I write on a lovely October day, just back from walking William the dog in Forest Park, two miles from the Springfield College campus. We head there almost every day, and this morning the glinting shafts of sunlight illuminated the autumn woods in a gorgeous way. A light breeze dislodged some golden leaves that came sailing down to earth in graceful arcs.
I thought back to mid-May—nature’s first green—when the swelling buds burst into supple leaves with dangling catkins.
It was time for graduation, an event I have come to love at Springfield College. I revel in the ritual, every pomp, every circumstance, the turning of the tassel, the flinging of the mortarboards, the inevitable speech about commencement being both an end and a beginning. It’s a cliché, and I rail against clichés, but I’m a sucker for that one. Gets me every time.
It is hard to say goodbye to these students—Springfield College students.
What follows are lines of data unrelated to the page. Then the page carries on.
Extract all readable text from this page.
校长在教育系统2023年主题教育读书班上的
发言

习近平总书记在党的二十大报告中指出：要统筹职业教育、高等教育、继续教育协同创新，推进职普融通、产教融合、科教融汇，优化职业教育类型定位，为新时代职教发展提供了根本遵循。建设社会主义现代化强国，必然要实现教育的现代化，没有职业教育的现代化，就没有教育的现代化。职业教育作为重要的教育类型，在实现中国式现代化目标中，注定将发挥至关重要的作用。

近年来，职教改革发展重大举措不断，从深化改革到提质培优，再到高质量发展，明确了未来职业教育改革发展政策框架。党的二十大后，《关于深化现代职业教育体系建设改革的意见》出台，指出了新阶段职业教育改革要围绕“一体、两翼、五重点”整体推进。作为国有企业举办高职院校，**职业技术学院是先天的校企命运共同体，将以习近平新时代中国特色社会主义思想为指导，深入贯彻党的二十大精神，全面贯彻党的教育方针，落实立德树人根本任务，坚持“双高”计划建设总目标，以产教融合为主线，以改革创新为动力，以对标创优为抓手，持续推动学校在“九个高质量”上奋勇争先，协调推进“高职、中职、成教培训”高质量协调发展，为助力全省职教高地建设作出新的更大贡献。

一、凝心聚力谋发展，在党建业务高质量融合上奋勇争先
There is just something about them, year after year after year. We draw people with good hearts. People who seek a better world, and are willing to sweat for it. You can’t help getting close. They have allowed me to hold fast to hope. They have helped my constitutional optimism win its daily battle with my constitutional fatalism.
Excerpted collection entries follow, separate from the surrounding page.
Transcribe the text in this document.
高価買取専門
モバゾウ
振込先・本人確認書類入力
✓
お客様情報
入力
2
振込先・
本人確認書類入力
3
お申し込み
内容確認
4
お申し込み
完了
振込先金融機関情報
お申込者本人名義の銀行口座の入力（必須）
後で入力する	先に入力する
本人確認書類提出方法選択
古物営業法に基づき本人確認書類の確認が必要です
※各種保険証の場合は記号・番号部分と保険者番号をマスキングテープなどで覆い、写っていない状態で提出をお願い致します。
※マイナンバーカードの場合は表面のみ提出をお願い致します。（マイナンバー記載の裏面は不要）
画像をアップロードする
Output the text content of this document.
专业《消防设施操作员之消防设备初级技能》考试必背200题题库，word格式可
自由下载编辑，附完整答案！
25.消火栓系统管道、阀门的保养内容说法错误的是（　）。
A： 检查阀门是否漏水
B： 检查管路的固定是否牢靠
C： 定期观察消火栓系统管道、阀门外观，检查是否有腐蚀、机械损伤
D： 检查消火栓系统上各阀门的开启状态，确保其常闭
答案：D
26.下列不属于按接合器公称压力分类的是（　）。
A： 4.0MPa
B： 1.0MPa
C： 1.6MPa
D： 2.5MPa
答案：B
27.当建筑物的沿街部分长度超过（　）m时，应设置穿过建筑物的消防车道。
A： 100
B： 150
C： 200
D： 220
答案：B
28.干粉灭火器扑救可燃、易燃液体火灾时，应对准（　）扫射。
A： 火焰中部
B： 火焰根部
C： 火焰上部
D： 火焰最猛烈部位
This year there was no graduation.
It was the time of coronavirus.
2020—which sounds like perfect
vision—has been a year of blinding loss.
We lost the mighty John Lewis, who encouraged us to get into “good trouble.” We lost the seemingly indomitable Ruth Bader Ginsburg, crusader for gender
I cringed at the loss of my boyhood hero, Tom Seaver, one-time star for the Mets. When I was 8, my father took me to Game 4 of the 1969 World Series to see him pitch. We sat in the top row of Shea Stadium, jam-packed with 57,000 fans. It was by far the biggest gathering of humanity I had ever seen.
As I write, our country has lost almost four times that many to COVID-19. By the time you read in December, it might be five times.
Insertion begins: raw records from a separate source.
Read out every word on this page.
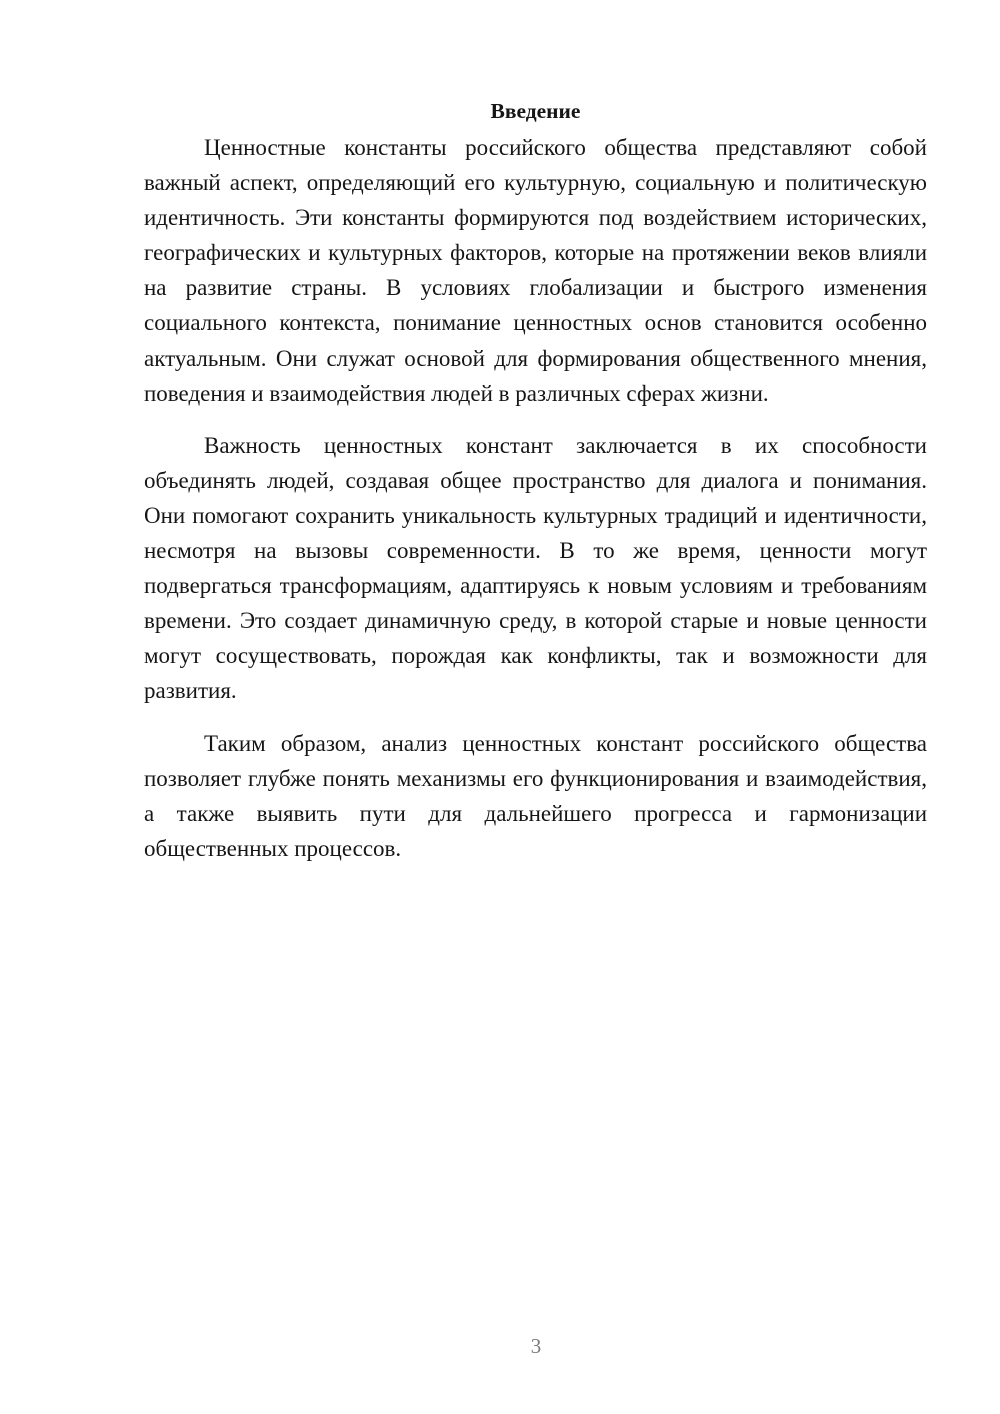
Введение

Ценностные константы российского общества представляют собой важный аспект, определяющий его культурную, социальную и политическую идентичность. Эти константы формируются под воздействием исторических, географических и культурных факторов, которые на протяжении веков влияли на развитие страны. В условиях глобализации и быстрого изменения социального контекста, понимание ценностных основ становится особенно актуальным. Они служат основой для формирования общественного мнения, поведения и взаимодействия людей в различных сферах жизни.

Важность ценностных констант заключается в их способности объединять людей, создавая общее пространство для диалога и понимания. Они помогают сохранить уникальность культурных традиций и идентичности, несмотря на вызовы современности. В то же время, ценности могут подвергаться трансформациям, адаптируясь к новым условиям и требованиям времени. Это создает динамичную среду, в которой старые и новые ценности могут сосуществовать, порождая как конфликты, так и возможности для развития.

Таким образом, анализ ценностных констант российского общества позволяет глубже понять механизмы его функционирования и взаимодействия, а также выявить пути для дальнейшего прогресса и гармонизации общественных процессов.

3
There was the horror of the 8 minutes and 46 seconds that snuffed out the life of George Floyd. The barging in on Breonna Taylor, a noble life cut down. And sweet Elijah McClain, the vegetarian who wouldn’t kill a fly, the one who spent his lunch break playing violin for shelter animals.
Right here at Springfield College, we lost Dennis Gildea, the man who designed the communications/sports journalism major, and hired me to start on Day One in 1999.
Our current seniors were mostly born that year. It was the last year of the last century, a year of fears surrounding something called Y2K. 1999 was the beginning of their journey, and in a sense, the beginning of mine, arriving at Alden Street at age 38.
It is a fascinating place to age. Each year, I get older, surrounded by people 18-22. And not just any 18-22: Springfield College 18-22. My beard gets grayer, my scalp more visible. They go to the gym.
At year’s end, God willing, I’ll turn 60.
I have loved my time at Springfield College. The weeks have flown. I have never concerned myself with “Hump Day” or “TGIF,” never wanted to wish precious time away.
Still, I won’t grieve as we turn the calendar page. 2021 will have a huge amount of hard, but at this point we are scheduled to have two graduations.
The miracle of green.
A slew of new beginnings.
Mortar boards flying all over the place.